Socio Líder de Assurance en PwC México

Se transforman los procesos de auditoría

Se intensificó el uso de las herramientas existentes para el intercambio de información de manera remota, dice Ricardo Moreno.

Las fechas límite para entregar los estados financieros de una empresa pública no cambiaron debido a la pandemia, tampoco hubo excepciones para el cumplimiento de normas nacionales o internacionales. Sin embargo, los procesos de auditoría sí se transformaron: se intensificó el uso de las herramientas existentes para el intercambio de información de manera remota y se fortalecieron las habilidades del talento, junto con el liderazgo en los proyectos.

Lo anterior es un cambio significativo que sin duda permanecerá. Anteriormente, durante las auditorías, el intercambio de información y documentos se llevaba a cabo de manera presencial; sin embargo, la necesidad de distanciamiento social impidió que esto sucediera. Para hacer frente a este desafío se han utilizado de manera más vehemente, no solo tecnologías de comunicación personal remota, también de transferencia totalmente segura de información que permite, en todo momento, conocer el estatus de una auditoría.

Este ecosistema ha permitido a las empresas incluso ser menos disruptivas durante la adaptación, porque los sistemas han logrado captar la información de todos los involucrados, no importando el lugar donde se encuentren. Además, a través de estos programas se otorgan permisos a los colaboradores para que puedan llevar a cabo ciertas acciones como cargar o descargar información, modificarla o solo revisarla.

Asimismo, estas herramientas han demostrado eficazmente que posibilitan el establecimiento de objetivos muy claros con límites específicos y total transparencia del ciclo. Esto permite que, a distancia, se pueda monitorear y supervisar cada una de las etapas de la auditoría y organizar juntas de seguimiento, incluso con restricciones sanitarias menos estrictas.

Por otro lado, una auditoría exige el cumplimiento de actividades secuenciales, es decir, no se pueden ejecutar ciertas acciones sin cumplir requisitos previos. Este escenario supuso otro desafío, porque debieron fortalecerse habilidades en el talento como la administración de grupos de manera virtual para alcanzar las metas establecidas. En este sentido, otras habilidades que también los equipos afianzaron fueron la gestión del tiempo, la organización y la comunicación con los pares y supervisores para agilizar los procesos, ya que una gran cantidad de las tareas se realizaba de manera presencial en una sala de juntas.

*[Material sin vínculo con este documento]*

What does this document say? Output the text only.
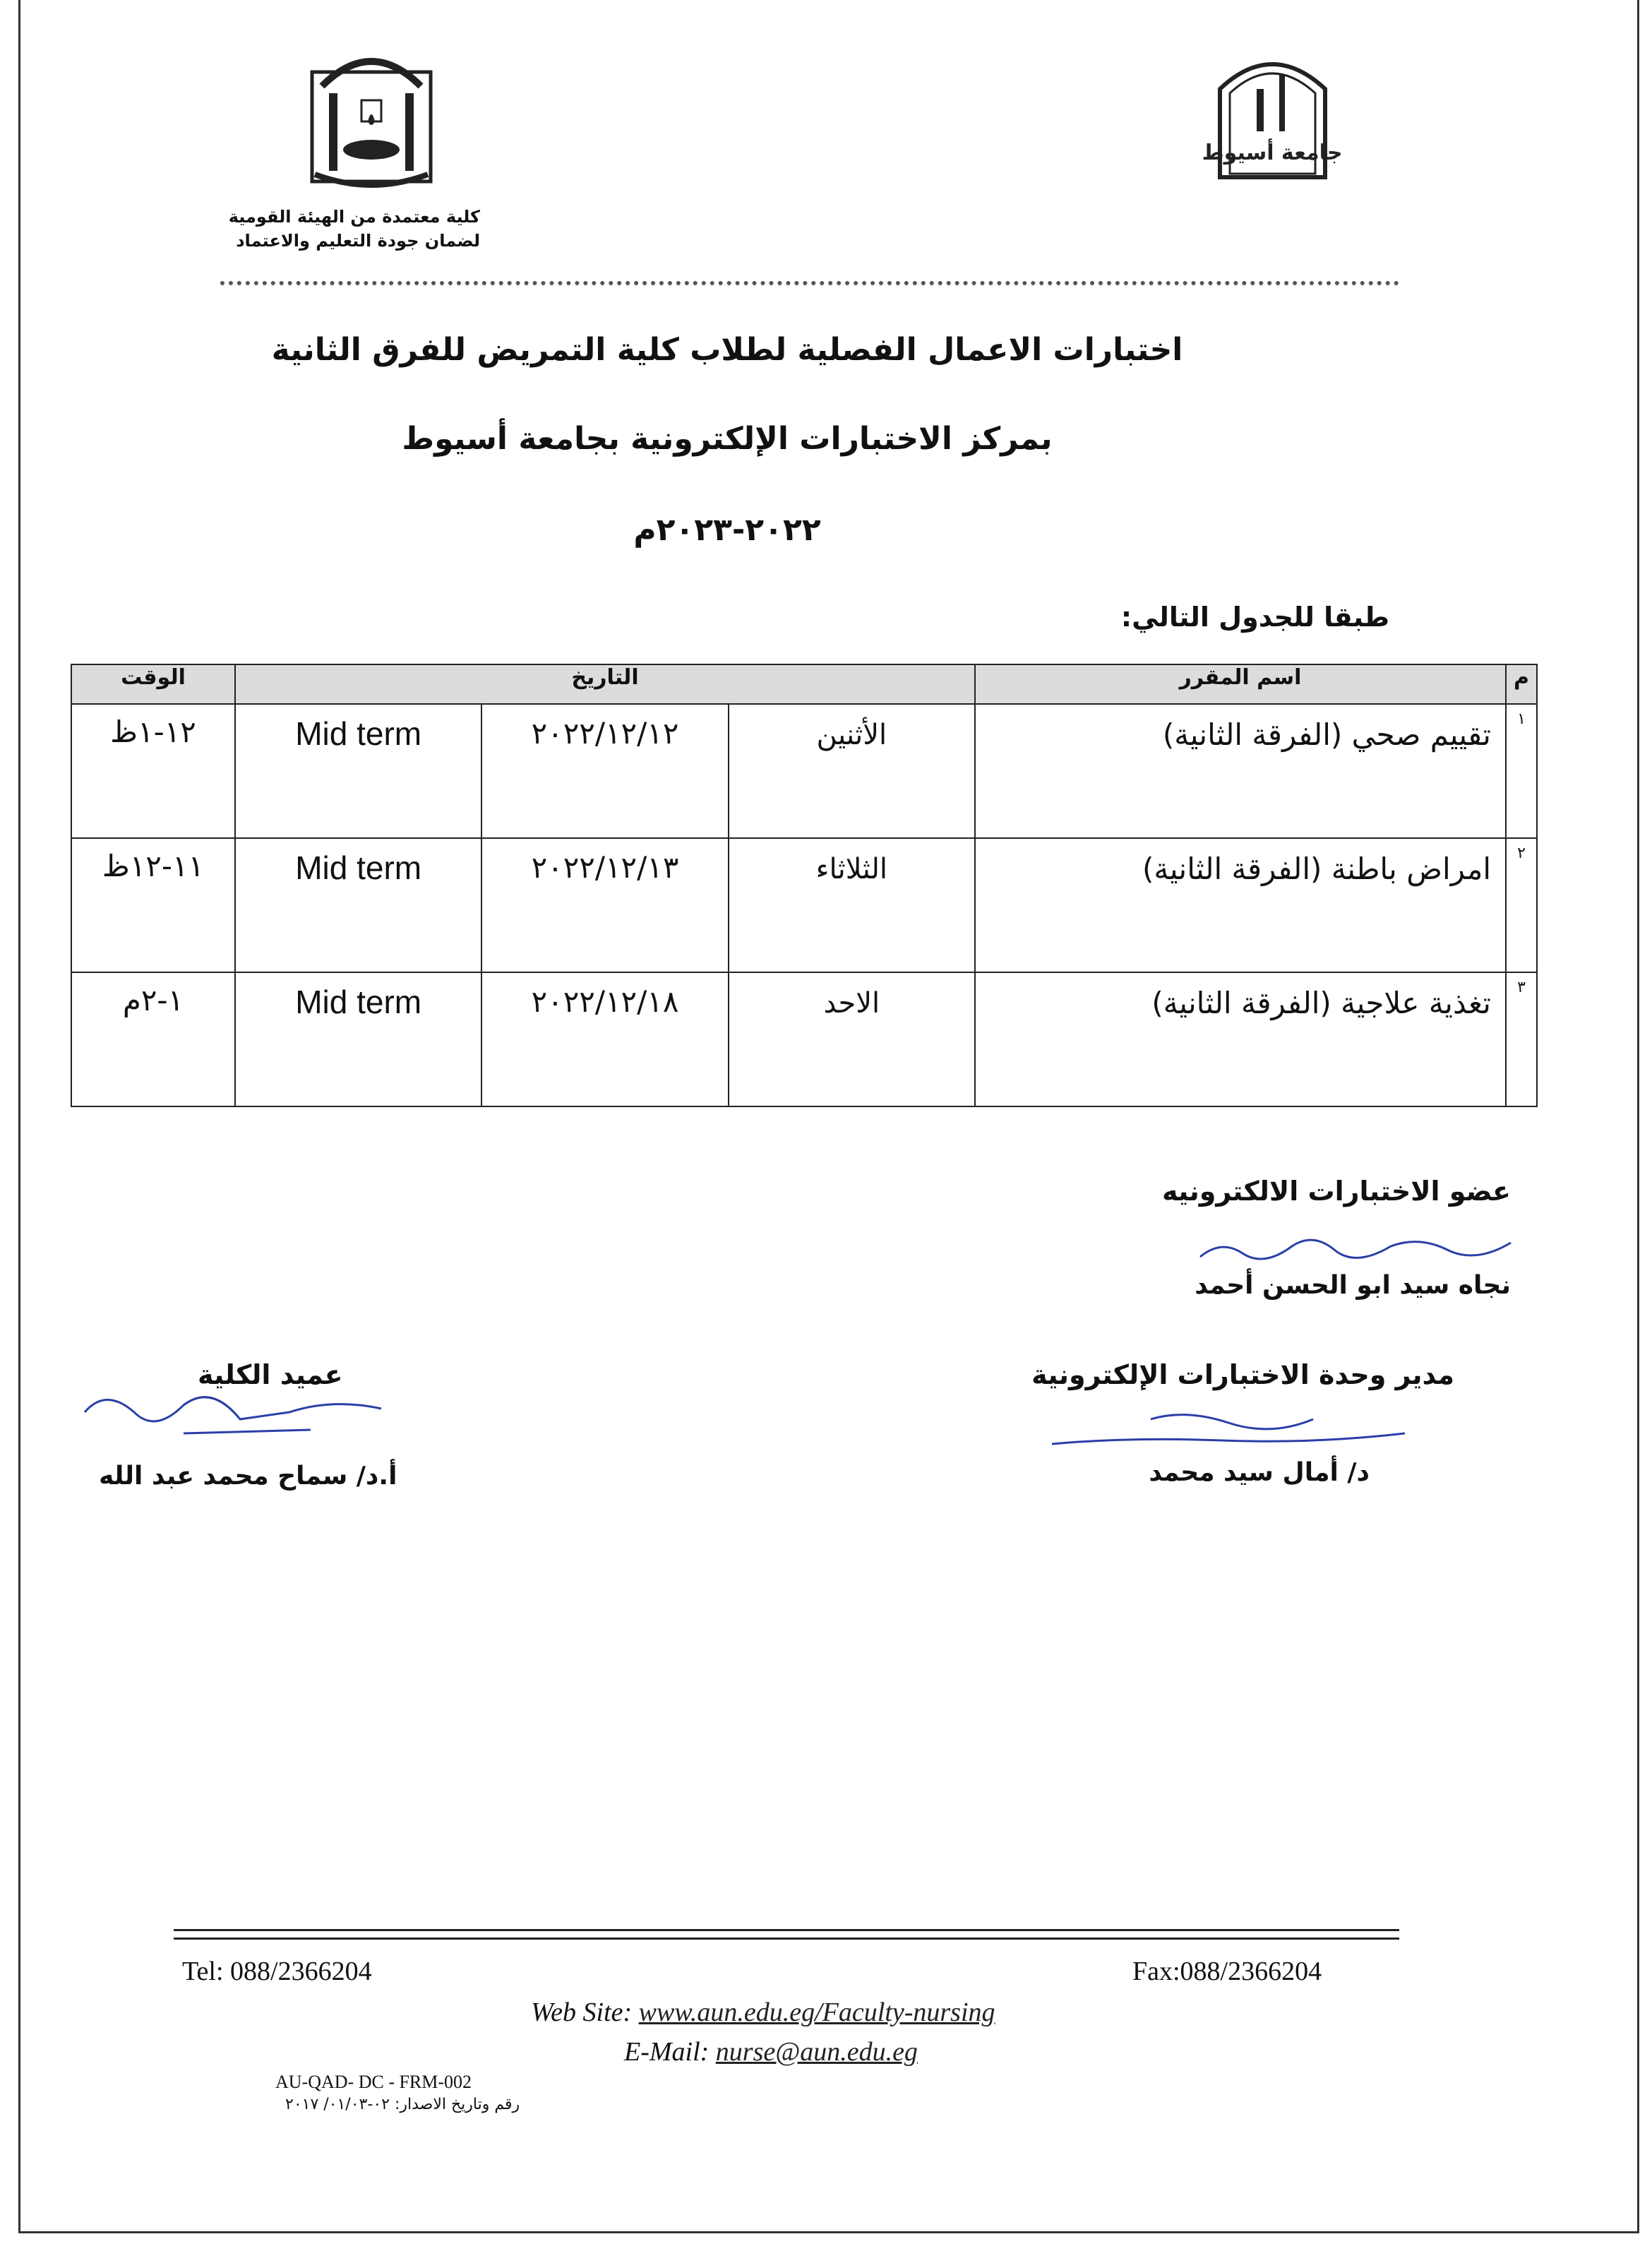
جامعة أسيوط
كلية معتمدة من الهيئة القومية
لضمان جودة التعليم والاعتماد
اختبارات الاعمال الفصلية لطلاب كلية التمريض للفرق الثانية
بمركز الاختبارات الإلكترونية بجامعة أسيوط
٢٠٢٢-٢٠٢٣م
طبقا للجدول التالي:
م	اسم المقرر	التاريخ			الوقت
١	تقييم صحي (الفرقة الثانية)	الأثنين	٢٠٢٢/١٢/١٢	Mid term	١٢-١ظ
٢	امراض باطنة (الفرقة الثانية)	الثلاثاء	٢٠٢٢/١٢/١٣	Mid term	١١-١٢ظ
٣	تغذية علاجية (الفرقة الثانية)	الاحد	٢٠٢٢/١٢/١٨	Mid term	١-٢م
عضو الاختبارات الالكترونيه
نجاه سيد ابو الحسن أحمد
مدير وحدة الاختبارات الإلكترونية
د/ أمال سيد محمد
عميد الكلية
أ.د/ سماح محمد عبد الله
Tel: 088/2366204	Fax:088/2366204
Web Site: www.aun.edu.eg/Faculty-nursing
E-Mail: nurse@aun.edu.eg
AU-QAD- DC - FRM-002
رقم وتاريخ الاصدار: ٠٢-٠١/٠٣/ ٢٠١٧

Como consecuencia del uso cada vez más intensivo de la tecnología −potencializado por la pandemia− también se creó una mayor consciencia en las empresas sobre la seguridad de los datos. Si bien las organizaciones supieron reinventarse ante este contexto, el reto persiste y deberán ser ágiles en la labor de robustecer sus métodos de seguridad.

Bajo esta idea, las empresas también deben reforzar la cultura de ciberseguridad entre los colaboradores. Además, como parte del entrenamiento, las empresas deben seguir estableciendo una serie de protocolos para que el talento detecte posibles amenazas sin importar el lugar donde se ubique.

La transformación en la forma de hacer negocios no se detendrá y, sin duda, el mecanismo para hacer una auditoría continuará evolucionando. Extraer información financiera y registros contables serán acciones cada vez más automatizadas −más de lo que ya son−. Llegará un momento en el que las auditorías se realizarán con un alto contenido tecnológico con extracción de datos y robots que ejecuten pruebas en tiempo real e identifiquen tendencias y mejores resultados. Esto demandará de los auditores mayor capacidad para emitir juicios, mejores interpretaciones y conclusiones.

La pandemia nos ha enseñado a ser más ágiles y más resilientes. Pero también nos ha mostrado el valor de la interacción humana que nunca podrá ser desplazada por la tecnología. De cara al futuro, las empresas deben encontrar el punto medio con el uso de herramientas tecnológicas y no subestimar la colaboración presencial con sus equipos de auditoría, tanto interna como externa; después de todo es la manera en la que se aprende a distinguir lo importante de lo superficial en la calidad de las auditorías.